Another of Bernini’s classics, Fontana delle Api or “Fountain of the Bees” is conveniently located very near to the Fountain of the Triton, just where Via Veneto enters the Piazza Barberini. A much smaller fountain, Fountain of the Bees consists of a marble shell with three bees resting upon it. It’s almost impossible to believe now, but the fountain was originally intended as a watering trough for horses!
Finally, Bernini’s Fontana della Barcaccia, “Fountain of the Old Boat” was named as such because the artist crafted it in the shape of a half sunken ship overflowing with water. Located just below the Spanish steps, which are most certainly also worth a visit, the area also provided another quaint café in which I could enjoy yet another decadent Roman hot chocolate and reflect on the inspired brilliance of Rome. Thanks to my well researched walking tour, the city’s fountains afforded much more than just visual delight, they provided me with a great deal more insight into baroque architecture in other locations and my efforts were also rewarded with a highly satisfied sweet tooth.
Tips to help you make the most of s stroll through the City of Fountains
- If you find yourself overcome by the intense heat of a Summer afternoon in Rome, try taking your walking tour of the fountains in the evening once temperatures have dropped a bit. In fact, they are every bit as spectacular by night.
- The areas surrounding these fountains attract a lot of tourists, and with tourists come pickpockets. Whilst I never felt threatened by thieves on my own trip to Rome, you can never be too careful.
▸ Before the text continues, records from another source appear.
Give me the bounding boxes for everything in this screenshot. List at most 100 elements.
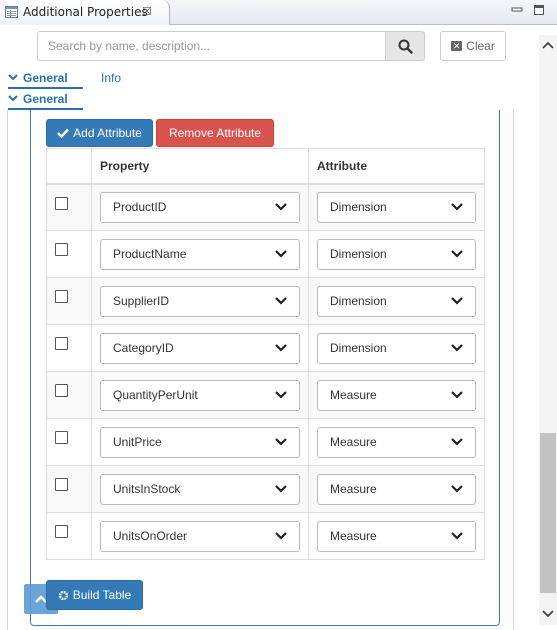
attribute-cell: Dimension <box>308 183 485 231</box>
attribute-cell: Dimension <box>308 277 485 325</box>
table-row: SupplierID Dimension <box>46 277 485 325</box>
view-tab-bar: Additional Properties ☒ <box>0 0 557 25</box>
select-cell <box>46 512 92 560</box>
chevron-down-icon <box>451 531 463 540</box>
property-select[interactable]: QuantityPerUnit <box>100 379 300 411</box>
property-cell: CategoryID <box>91 324 309 372</box>
table-row: QuantityPerUnit Measure <box>46 371 485 419</box>
property-select[interactable]: ProductID <box>100 191 300 223</box>
attribute-select-value: Dimension <box>330 200 387 215</box>
column-header-select <box>46 148 92 185</box>
attribute-select[interactable]: Dimension <box>317 191 476 223</box>
clear-button[interactable]: ✕ Clear <box>440 31 506 61</box>
row-checkbox[interactable] <box>55 384 68 397</box>
select-cell <box>46 324 92 372</box>
attribute-cell: Measure <box>308 371 485 419</box>
scroll-down-icon[interactable] <box>539 604 557 622</box>
remove-attribute-button[interactable]: Remove Attribute <box>156 119 274 147</box>
attribute-cell: Measure <box>308 512 485 560</box>
property-select-value: UnitPrice <box>113 435 162 449</box>
attribute-select[interactable]: Dimension <box>317 285 476 317</box>
chevron-down-icon <box>451 437 463 446</box>
chevron-down-icon <box>275 249 287 258</box>
scroll-up-icon[interactable] <box>539 37 557 55</box>
property-select[interactable]: SupplierID <box>100 285 300 317</box>
property-cell: QuantityPerUnit <box>91 371 309 419</box>
row-checkbox[interactable] <box>55 525 68 538</box>
tab-general-underline <box>8 87 83 89</box>
column-header-attribute: Attribute <box>308 148 485 185</box>
clear-x-icon: ✕ <box>451 41 463 51</box>
property-select-value: SupplierID <box>113 294 170 308</box>
select-cell <box>46 418 92 466</box>
build-table-button[interactable]: Build Table <box>46 580 143 610</box>
chevron-down-icon <box>451 390 463 399</box>
property-select[interactable]: CategoryID <box>100 332 300 364</box>
properties-view-icon <box>5 6 18 18</box>
chevron-down-icon <box>275 531 287 540</box>
property-cell: ProductName <box>91 230 309 278</box>
gear-icon <box>58 590 68 600</box>
chevron-down-icon <box>275 296 287 305</box>
attribute-select[interactable]: Measure <box>317 426 476 458</box>
attribute-select-value: Dimension <box>330 294 387 308</box>
scrollbar-thumb[interactable] <box>540 433 556 593</box>
property-cell: UnitsInStock <box>91 465 309 513</box>
chevron-down-icon <box>275 437 287 446</box>
row-checkbox[interactable] <box>55 431 68 444</box>
property-select[interactable]: UnitsInStock <box>100 473 300 505</box>
maximize-icon[interactable] <box>532 3 546 17</box>
attribute-select[interactable]: Measure <box>317 473 476 505</box>
property-select-value: ProductName <box>113 247 187 261</box>
table-row: UnitsOnOrder Measure <box>46 512 485 560</box>
property-select-value: UnitsOnOrder <box>113 529 188 543</box>
select-cell <box>46 183 92 231</box>
add-attribute-button[interactable]: Add Attribute <box>46 119 153 147</box>
attribute-select-value: Measure <box>330 482 377 496</box>
row-checkbox[interactable] <box>55 290 68 303</box>
divider <box>513 110 514 630</box>
select-cell <box>46 230 92 278</box>
attribute-table: Property Attribute ProductID Dimension Pro… <box>46 148 485 560</box>
attribute-cell: Measure <box>308 465 485 513</box>
row-checkbox[interactable] <box>55 243 68 256</box>
attribute-select-value: Measure <box>330 435 377 449</box>
property-cell: UnitsOnOrder <box>91 512 309 560</box>
attribute-select[interactable]: Measure <box>317 379 476 411</box>
search-input[interactable] <box>37 31 386 61</box>
attribute-select-value: Measure <box>330 388 377 402</box>
property-select-value: CategoryID <box>113 341 174 355</box>
attribute-select-value: Dimension <box>330 247 387 261</box>
close-icon[interactable]: ☒ <box>142 5 152 18</box>
chevron-down-icon <box>451 343 463 352</box>
chevron-down-icon <box>275 202 287 211</box>
attribute-cell: Dimension <box>308 230 485 278</box>
row-checkbox[interactable] <box>55 337 68 350</box>
chevron-down-icon <box>275 390 287 399</box>
attribute-select[interactable]: Dimension <box>317 238 476 270</box>
table-header-row: Property Attribute <box>46 148 485 185</box>
tab-info[interactable]: Info <box>101 71 121 85</box>
property-select[interactable]: ProductName <box>100 238 300 270</box>
attribute-select-value: Dimension <box>330 341 387 355</box>
attribute-select[interactable]: Dimension <box>317 332 476 364</box>
select-cell <box>46 277 92 325</box>
property-cell: SupplierID <box>91 277 309 325</box>
column-header-property: Property <box>91 148 309 185</box>
property-select[interactable]: UnitPrice <box>100 426 300 458</box>
divider <box>7 110 8 630</box>
search-icon <box>398 39 413 54</box>
tab-general-label: General <box>23 71 68 85</box>
attribute-select[interactable]: Measure <box>317 520 476 552</box>
table-row: CategoryID Dimension <box>46 324 485 372</box>
search-button[interactable] <box>385 31 425 61</box>
row-checkbox[interactable] <box>55 478 68 491</box>
property-select[interactable]: UnitsOnOrder <box>100 520 300 552</box>
chevron-down-icon <box>451 484 463 493</box>
view-tab-additional-properties[interactable]: Additional Properties ☒ <box>0 0 170 25</box>
minimize-icon[interactable] <box>510 3 524 17</box>
clear-button-label: Clear <box>466 39 495 53</box>
property-cell: ProductID <box>91 183 309 231</box>
attribute-cell: Measure <box>308 418 485 466</box>
row-checkbox[interactable] <box>55 196 68 210</box>
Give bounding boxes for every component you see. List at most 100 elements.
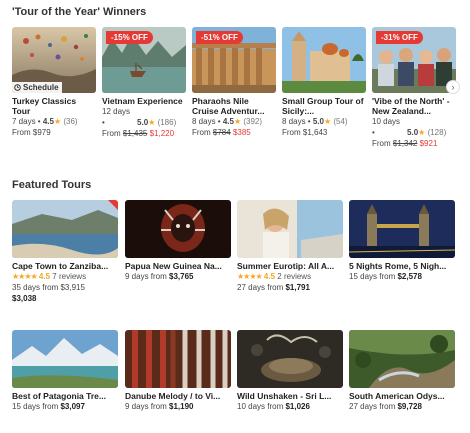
winner-card-5[interactable]: -31% OFF 'Vibe of the North' - New Zeala…	[372, 27, 456, 149]
tour-image[interactable]	[125, 330, 231, 388]
tour-reviews: (54)	[333, 117, 348, 126]
old-price: $1,342	[392, 139, 418, 148]
star-icon: ★★★★	[12, 272, 38, 281]
discount-badge: -51% OFF	[196, 31, 243, 44]
tour-name[interactable]: 'Vibe of the North' - New Zealand...	[372, 96, 456, 116]
tour-days: 9 days from	[125, 402, 167, 411]
tour-price: From $1,643	[282, 128, 328, 137]
tour-price: $3,765	[169, 272, 194, 281]
tour-image[interactable]: -51% OFF	[192, 27, 276, 93]
old-price: $1,435	[122, 129, 148, 138]
tour-name[interactable]: Best of Patagonia Tre...	[12, 391, 118, 401]
tour-rating: 4.5	[263, 272, 276, 281]
tour-name[interactable]: 5 Nights Rome, 5 Nigh...	[349, 261, 455, 271]
winners-section-title: 'Tour of the Year' Winners	[12, 6, 147, 18]
tour-image[interactable]	[282, 27, 366, 93]
tour-price: $9,728	[397, 402, 422, 411]
tour-image[interactable]	[237, 200, 343, 258]
tour-price: $1,791	[285, 283, 310, 292]
tour-name[interactable]: Pharaohs Nile Cruise Adventur...	[192, 96, 276, 116]
tour-image[interactable]	[349, 330, 455, 388]
tour-image[interactable]	[349, 200, 455, 258]
tour-days: 9 days from	[125, 272, 167, 281]
tour-image[interactable]	[237, 330, 343, 388]
winner-card-2[interactable]: -15% OFF Vietnam Experience 12 days • 5.0…	[102, 27, 186, 139]
tour-days: 7 days	[12, 117, 36, 126]
tour-meta: 8 days • 5.0★ (54)	[282, 117, 348, 126]
featured-card-4[interactable]: 5 Nights Rome, 5 Nigh... 15 days from $2…	[349, 200, 455, 282]
tour-rating: 5.0	[407, 128, 419, 137]
featured-card-8[interactable]: South American Odys... 27 days from $9,7…	[349, 330, 455, 412]
tour-reviews: 7 reviews	[52, 272, 87, 281]
tour-days: 15 days from	[12, 402, 59, 411]
tour-price: From $784 $385	[192, 127, 276, 138]
tour-name[interactable]: South American Odys...	[349, 391, 455, 401]
star-icon: ★	[148, 118, 156, 127]
chevron-right-icon: ›	[451, 82, 455, 92]
tour-meta: 7 days • 4.5★ (36)	[12, 117, 78, 126]
star-icon: ★	[418, 128, 426, 137]
star-icon: ★	[323, 117, 332, 126]
tour-image[interactable]: -15% OFF	[102, 27, 186, 93]
tour-image[interactable]	[125, 200, 231, 258]
sale-price: $385	[232, 128, 251, 137]
winner-card-1[interactable]: Schedule Turkey Classics Tour 7 days • 4…	[12, 27, 96, 138]
schedule-label: Schedule	[23, 83, 59, 92]
tour-name[interactable]: Summer Eurotip: All A...	[237, 261, 343, 271]
tour-price-line: 15 days from $3,097	[12, 401, 118, 412]
tour-image[interactable]	[12, 330, 118, 388]
star-icon: ★	[233, 117, 242, 126]
tour-reviews: (36)	[63, 117, 78, 126]
tour-price: From $1,435 $1,220	[102, 128, 186, 139]
tour-rating: 4.5	[38, 272, 51, 281]
discount-badge: -15% OFF	[106, 31, 153, 44]
tour-name[interactable]: Wild Unshaken - Sri L...	[237, 391, 343, 401]
price-from: From	[192, 128, 211, 137]
corner-ribbon	[108, 200, 118, 210]
tour-reviews: (392)	[243, 117, 263, 126]
tour-name[interactable]: Papua New Guinea Na...	[125, 261, 231, 271]
winner-card-4[interactable]: Small Group Tour of Sicily:... 8 days • …	[282, 27, 366, 138]
tour-name[interactable]: Small Group Tour of Sicily:...	[282, 96, 366, 116]
tour-days: 10 days from	[237, 402, 284, 411]
discount-badge: -31% OFF	[376, 31, 423, 44]
tour-rating-row: ★★★★ 4.5 7 reviews	[12, 271, 118, 282]
price-from: From	[372, 139, 391, 148]
featured-card-6[interactable]: Danube Melody / to Vi... 9 days from $1,…	[125, 330, 231, 412]
tour-days: 8 days	[192, 117, 216, 126]
schedule-overlay[interactable]: Schedule	[12, 82, 62, 93]
tour-price-line: 10 days from $1,026	[237, 401, 343, 412]
tour-image[interactable]: -31% OFF	[372, 27, 456, 93]
tour-price-line: 9 days from $3,765	[125, 271, 231, 282]
featured-card-5[interactable]: Best of Patagonia Tre... 15 days from $3…	[12, 330, 118, 412]
star-icon: ★★★★	[237, 272, 263, 281]
tour-rating: 5.0	[312, 117, 324, 126]
tour-name[interactable]: Turkey Classics Tour	[12, 96, 96, 116]
featured-card-7[interactable]: Wild Unshaken - Sri L... 10 days from $1…	[237, 330, 343, 412]
tour-price-line: 27 days from $9,728	[349, 401, 455, 412]
tour-name[interactable]: Cape Town to Zanziba...	[12, 261, 118, 271]
featured-card-1[interactable]: Cape Town to Zanziba... ★★★★ 4.5 7 revie…	[12, 200, 118, 304]
tour-name[interactable]: Danube Melody / to Vi...	[125, 391, 231, 401]
tour-price: $3,097	[60, 402, 85, 411]
tour-image[interactable]	[12, 200, 118, 258]
winner-card-3[interactable]: -51% OFF Pharaohs Nile Cruise Adventur..…	[192, 27, 276, 138]
tour-meta: 8 days • 4.5★ (392)	[192, 117, 263, 126]
star-icon: ★	[53, 117, 62, 126]
tour-days: 35 days from $3,915	[12, 283, 85, 292]
tour-rating: 4.5	[42, 117, 54, 126]
tour-price-line: 9 days from $1,190	[125, 401, 231, 412]
old-price: $784	[212, 128, 231, 137]
tour-reviews: (186)	[157, 118, 177, 127]
featured-card-3[interactable]: Summer Eurotip: All A... ★★★★ 4.5 2 revi…	[237, 200, 343, 293]
tour-price: $1,190	[169, 402, 194, 411]
tour-image[interactable]: Schedule	[12, 27, 96, 93]
tour-name[interactable]: Vietnam Experience	[102, 96, 186, 106]
price-from: From	[102, 129, 121, 138]
tour-days: 12 days	[102, 107, 131, 116]
next-button[interactable]: ›	[446, 80, 460, 94]
tour-rating: 5.0	[137, 118, 149, 127]
sale-price: $1,220	[149, 129, 175, 138]
tour-price: From $979	[12, 128, 51, 137]
featured-card-2[interactable]: Papua New Guinea Na... 9 days from $3,76…	[125, 200, 231, 282]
- Do your reading before you go. Whilst you are already reading this article as a brief introduction to Rome’s fountains, the more you understand what you are looking at whilst exploring this incredible city, the more you will get out of the experience. Otherwise you may find yourself wondering what is so special about old statues of semi-naked, bearded men.
- Take a map with you. It might sound obvious, but many people who have “memorised” the Google maps page somehow manage to wander off course through the backstreets and alleyways of central Rome and end up wasting a lot of time trying to get back on track. Unfortunately, I do speak from experience.